Saat kami ingin jalan-jalan ke sisi yang lain, hmm, terlihat ada Ibu-ibu berjualan entah-apa-namanya saat saya pertama kali melihat. Memang, mata saya lebih peka pada makanan daripada pemandangan yang indah. Itu adalah lumpiang (yang sebelumnya saya pikir namanya lumpia)!


Hanya saja yang berbeda, yang membuat saya merasa belum pernah menikmatinya adalah, lumpianya disajikan dengan dipotong-potong. Tidak hanya lumpiang, tapi juga ditambah weci (atau ada yang menyebut ote-ote atau abal-abal). Lalu disiram dengan petis, ketika biasanya saya harus menyocolnya dahulu.

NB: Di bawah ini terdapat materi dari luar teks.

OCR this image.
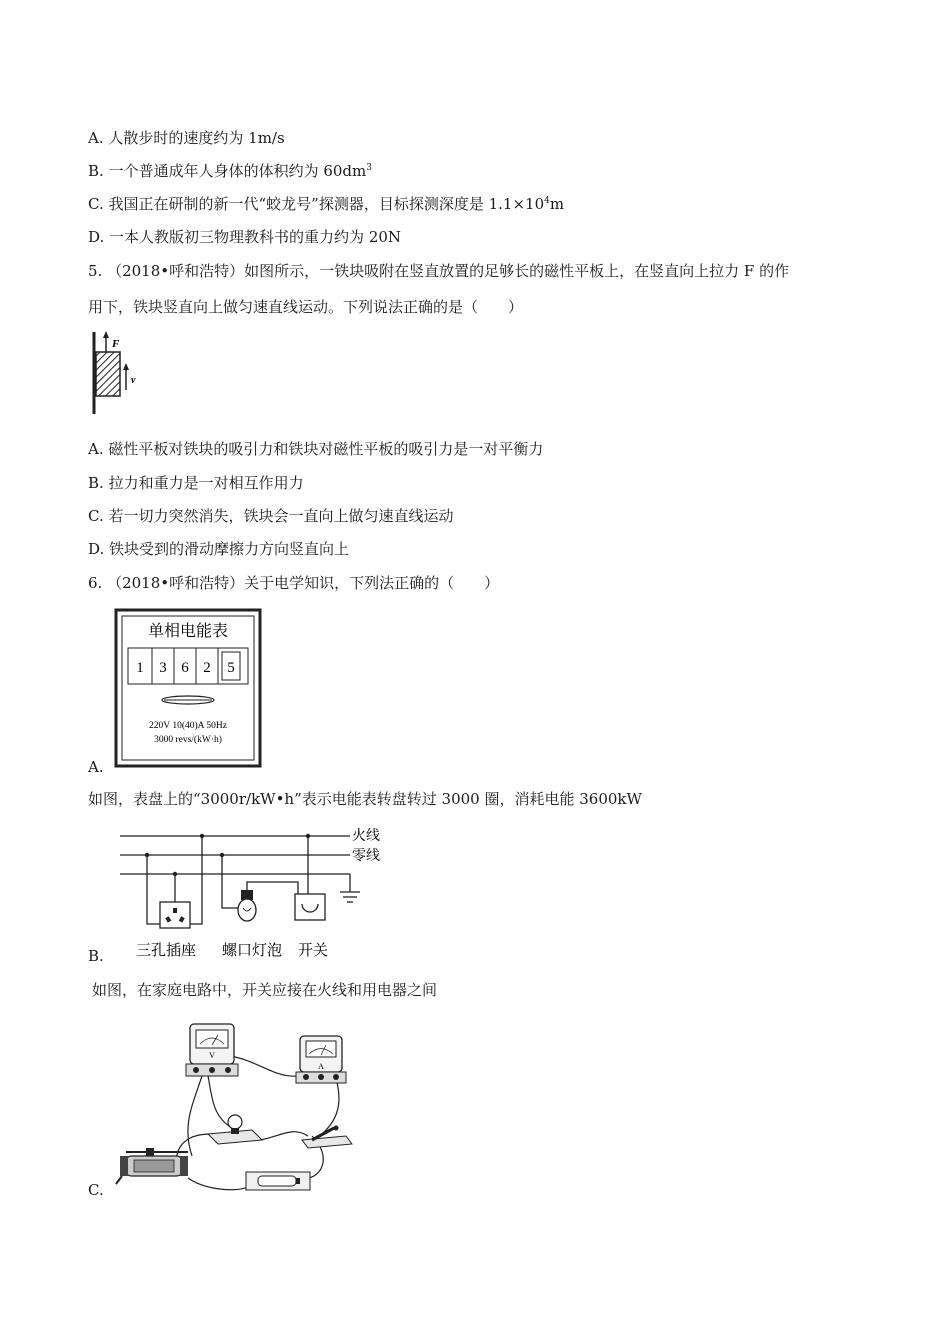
A. 人散步时的速度约为 1m/s
B. 一个普通成年人身体的体积约为 $60dm^3$
C. 我国正在研制的新一代“蛟龙号”探测器，目标探测深度是 $1.1\times 10^4m$
D. 一本人教版初三物理教科书的重力约为 20N
5. （2018•呼和浩特）如图所示，一铁块吸附在竖直放置的足够长的磁性平板上，在竖直向上拉力 F 的作
用下，铁块竖直向上做匀速直线运动。下列说法正确的是（　　）
F
v
A. 磁性平板对铁块的吸引力和铁块对磁性平板的吸引力是一对平衡力
B. 拉力和重力是一对相互作用力
C. 若一切力突然消失，铁块会一直向上做匀速直线运动
D. 铁块受到的滑动摩擦力方向竖直向上
6. （2018•呼和浩特）关于电学知识，下列法正确的（　　）
单相电能表
1 3 6 2 5
220V 10(40)A 50Hz
3000 revs/(kW·h)
A.
如图，表盘上的“3000r/kW•h”表示电能表转盘转过 3000 圈，消耗电能 3600kW
火线
零线
三孔插座 螺口灯泡 开关
B.
如图，在家庭电路中，开关应接在火线和用电器之间
V
A
C.
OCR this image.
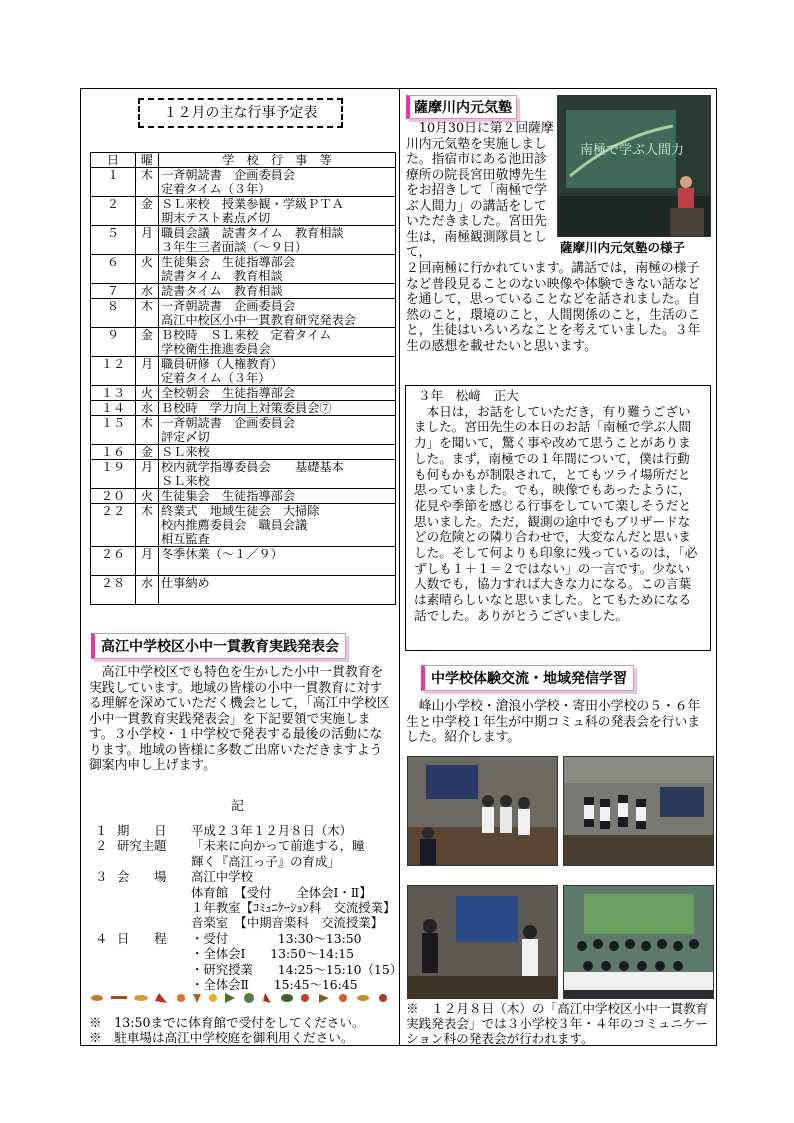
１２月の主な行事予定表
日	曜	学　校　行　事　等
１	木	一斉朝読書　企画委員会
定着タイム（３年）

２	金	ＳＬ来校　授業参観・学級ＰＴＡ
期末テスト素点〆切

５	月	職員会議　読書タイム　教育相談
３年生三者面談（～９日）

６	火	生徒集会　生徒指導部会
読書タイム　教育相談

７	水	読書タイム　教育相談

８	木	一斉朝読書　企画委員会
高江中校区小中一貫教育研究発表会

９	金	Ｂ校時　ＳＬ来校　定着タイム
学校衛生推進委員会

１２	月	職員研修（人権教育）
定着タイム（３年）

１３	火	全校朝会　生徒指導部会

１４	水	Ｂ校時　学力向上対策委員会⑦

１５	木	一斉朝読書　企画委員会
評定〆切

１６	金	ＳＬ来校

１９	月	校内就学指導委員会　　基礎基本
ＳＬ来校

２０	火	生徒集会　生徒指導部会

２２	木	終業式　地域生徒会　大掃除
校内推薦委員会　職員会議
相互監査

２６	月	冬季休業（～１／９）

２８	水	仕事納め

高江中学校区小中一貫教育実践発表会
　高江中学校区でも特色を生かした小中一貫教育を実践しています。地域の皆様の小中一貫教育に対する理解を深めていただく機会として，「高江中学校区小中一貫教育実践発表会」を下記要領で実施します。３小学校・１中学校で発表する最後の活動になります。地域の皆様に多数ご出席いただきますよう御案内申し上げます。
記
１ 期　　日 平成２３年１２月８日（木）
２ 研究主題 「未来に向かって前進する，瞳
輝く『高江っ子』の育成」
３ 会　　場 高江中学校
体育館　【受付　　全体会Ⅰ・Ⅱ】
１年教室【ｺﾐｭﾆｹｰｼｮﾝ科　交流授業】
音楽室　【中期音楽科　交流授業】
４ 日　　程 ・受付　　　　13:30～13:50
・全体会Ⅰ　　13:50～14:15
・研究授業　　14:25～15:10（15）
・全体会Ⅱ　　15:45～16:45
※　13:50までに体育館で受付をしてください。
※　駐車場は高江中学校庭を御利用ください。
薩摩川内元気塾
南極で学ぶ人間力
　10月30日に第２回薩摩川内元気塾を実施しました。指宿市にある池田診療所の院長宮田敬博先生をお招きして「南極で学ぶ人間力」の講話をしていただきました。宮田先生は，南極観測隊員として，	薩摩川内元気塾の様子
２回南極に行かれています。講話では，南極の様子など普段見ることのない映像や体験できない話などを通して，思っていることなどを話されました。自然のこと，環境のこと，人間関係のこと，生活のこと，生徒はいろいろなことを考えていました。３年生の感想を載せたいと思います。
３年　松﨑　正大
　本日は，お話をしていただき，有り難うございました。宮田先生の本日のお話「南極で学ぶ人間力」を聞いて，驚く事や改めて思うことがありました。まず，南極での１年間について，僕は行動も何もかもが制限されて，とてもツライ場所だと思っていました。でも，映像でもあったように，花見や季節を感じる行事をしていて楽しそうだと思いました。ただ，観測の途中でもブリザードなどの危険との隣り合わせで，大変なんだと思いました。そして何よりも印象に残っているのは，「必ずしも１＋１＝２ではない」の一言です。少ない人数でも，協力すれば大きな力になる。この言葉は素晴らしいなと思いました。とてもためになる話でした。ありがとうございました。
中学校体験交流・地域発信学習
　峰山小学校・滄浪小学校・寄田小学校の５・６年生と中学校１年生が中期コミュ科の発表会を行いました。紹介します。
※　１２月８日（木）の「高江中学校区小中一貫教育実践発表会」では３小学校３年・４年のコミュニケーション科の発表会が行われます。
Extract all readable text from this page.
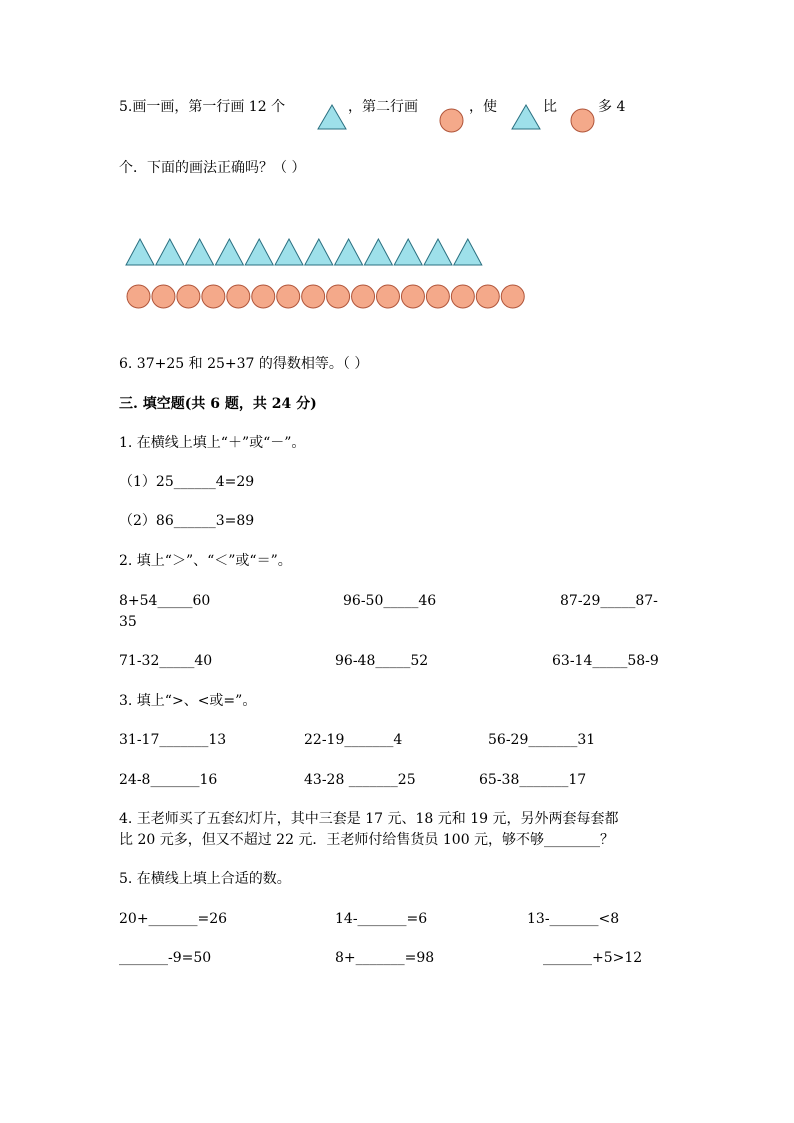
5.画一画，第一行画 12 个	，第二行画	，使	比	多 4
个．下面的画法正确吗？（ ）
6. 37+25 和 25+37 的得数相等。（ ）
三. 填空题(共 6 题，共 24 分)
1. 在横线上填上“＋”或“－”。
（1）25______4=29
（2）86______3=89
2. 填上“＞”、“＜”或“＝”。
8+54_____60	96-50_____46	87-29_____87-
35
71-32_____40	96-48_____52	63-14_____58-9
3. 填上“>、<或=”。
31-17_______13	22-19_______4	56-29_______31
24-8_______16	43-28 _______25	65-38_______17
4. 王老师买了五套幻灯片，其中三套是 17 元、18 元和 19 元，另外两套每套都
比 20 元多，但又不超过 22 元．王老师付给售货员 100 元，够不够________？
5. 在横线上填上合适的数。
20+_______=26	14-_______=6	13-_______<8
_______-9=50	8+_______=98	_______+5>12
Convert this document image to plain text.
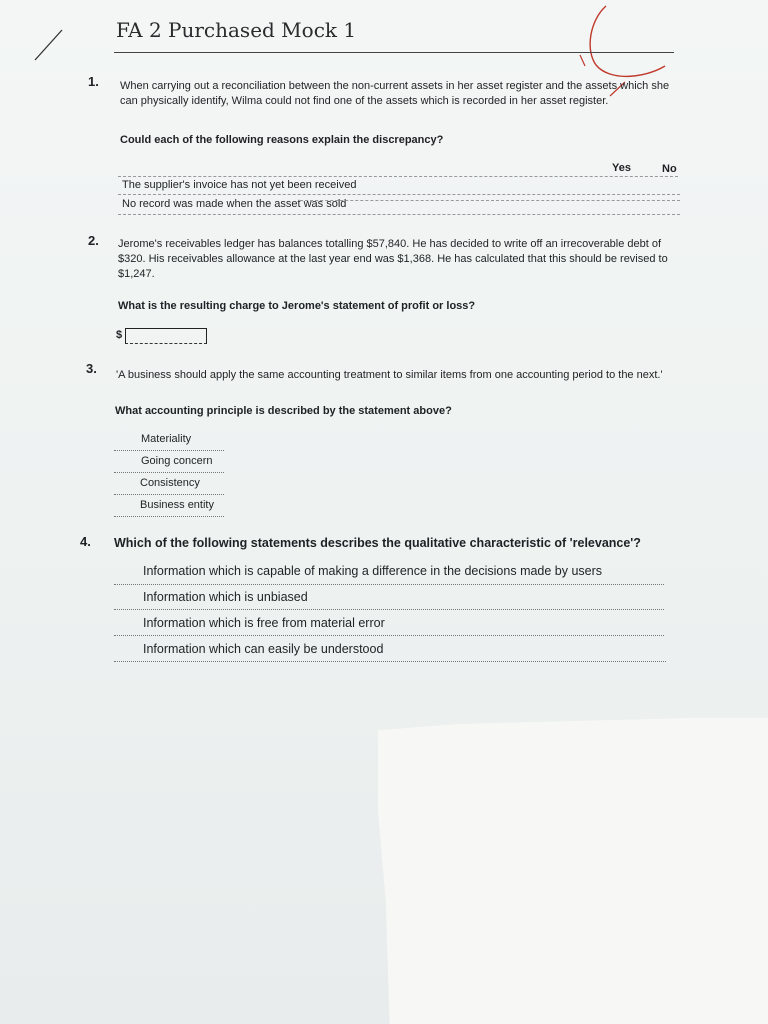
FA 2 Purchased Mock 1
1. When carrying out a reconciliation between the non-current assets in her asset register and the assets which she
can physically identify, Wilma could not find one of the assets which is recorded in her asset register.
Could each of the following reasons explain the discrepancy?
Yes	No
The supplier's invoice has not yet been received
No record was made when the asset was sold
2. Jerome's receivables ledger has balances totalling $57,840. He has decided to write off an irrecoverable debt of
$320. His receivables allowance at the last year end was $1,368. He has calculated that this should be revised to
$1,247.
What is the resulting charge to Jerome's statement of profit or loss?
$
3. 'A business should apply the same accounting treatment to similar items from one accounting period to the next.'
What accounting principle is described by the statement above?
Materiality
Going concern
Consistency
Business entity
4. Which of the following statements describes the qualitative characteristic of 'relevance'?
Information which is capable of making a difference in the decisions made by users
Information which is unbiased
Information which is free from material error
Information which can easily be understood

Di kepala hanya terpikir rasanya akan biasa saja, rupanya saya salah, ternyata seporsi lumpiang yang hanya 7.000 IDR tetapi banyak itu ENAK BANGET YA ALLAH MONANGIS GIMANA DONG.


Sebelum menyiapkan pesanan saya, Ibu yang menjual sempat minum obat dahulu. Rupanya Ibu sedang sakit karena anginnya di Bali sedang tidak enak. Semoga senantiasa sehat ya, Bu!



Belum cukup dengan lumpiang, dengan rakus saya membeli gorengan, karena harus menunggu jam buka kedai kopi yang persis di pinggir pantai Sanur: Infinity Coffee Bali. Ketika sudah buka, kami hanya memesan satu cangkir kopi susu panas karena hanya ingin mencicipi dan tidak lama di sana.


Tidak ada ekspektasi yang besar, tapi entah mengapa enak banget kopi susunya. Sepulang dari situ, saya bersemangat menyampaikan ke teman bahwa betapa enak lumpiang dan kopi susu yang baru saya nikmati pagi itu. Lalu teman saya, bernama Ridho, anak asli Bali juga menimpali, "Ya sebenarnya enak karena di pinggir pantai. Apa-apa yang di pinggir pantai itu jadi lebih enak."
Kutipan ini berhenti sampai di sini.